The report on Operation Spring by Simonds was released after the war and blamed its failure on "11th hour reinforcement" of German lines and "strategically unsound execution on the part of Major Phillip Griffin and the Black Watch". Declassified wartime documents show that Simonds, along with several others in the Allied high command, had likely been notified on 23 July of a massive German build-up on the ridge. Some historians, including David O'Keefe and David Bercuson, accused Simonds of being careless with the lives of his men. Terry Copp and John A. English wrote that given the amount of pressure under which all Allied commanders were to break out from Normandy, Simonds probably had little choice in the decision he made.

The action of the Black Watch was most gallant but was tactically unsound in its detailed execution.
— General Guy Simonds, official Operation Spring report, January 1946

Operation Spring succeeded in its later-defined objective of a "holding attack" and aided the overwhelming success of Operation Cobra by tying down powerful German formations, which might otherwise have been in the American sector, and that precluded any immediate inquiry into its failure.

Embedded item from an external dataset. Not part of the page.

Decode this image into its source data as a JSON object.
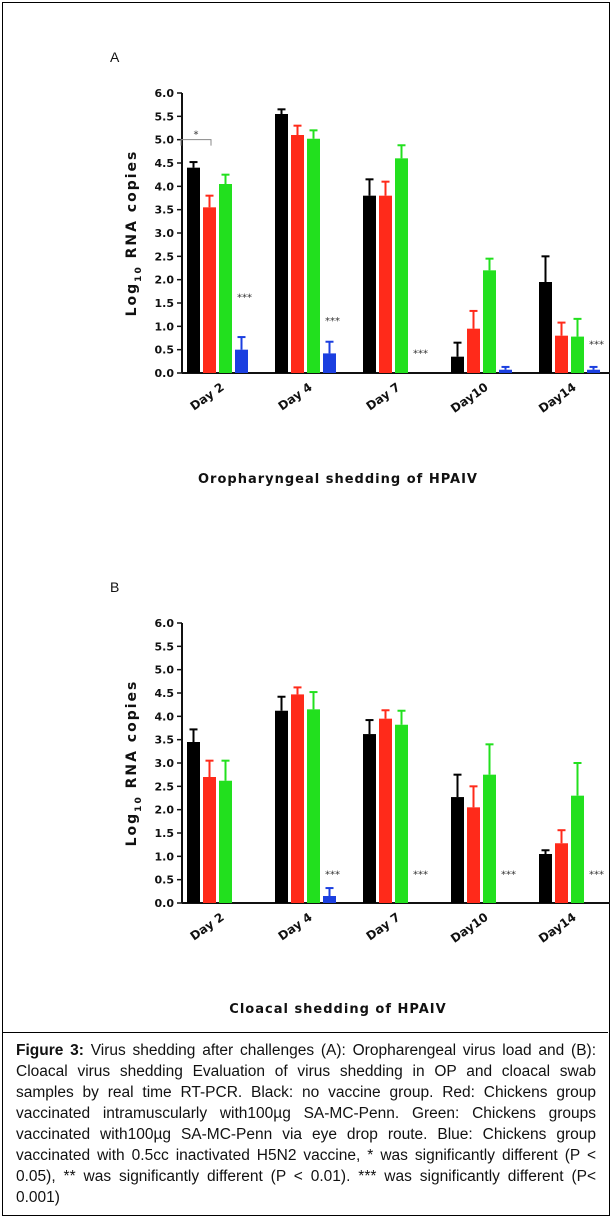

The German commander of the Normandy Sector, Günther von Kluge, was at the Canadian front on 25 July, instead of the American front, where the eventual breakout occurred. The Battle of Verrières Ridge had little overall effect on British attempts to break out of Caen, as significant resources were transferred to the American front in the aftermath of Cobra to exploit Bradley's success. The ridge eventually fell to the general Allied advance.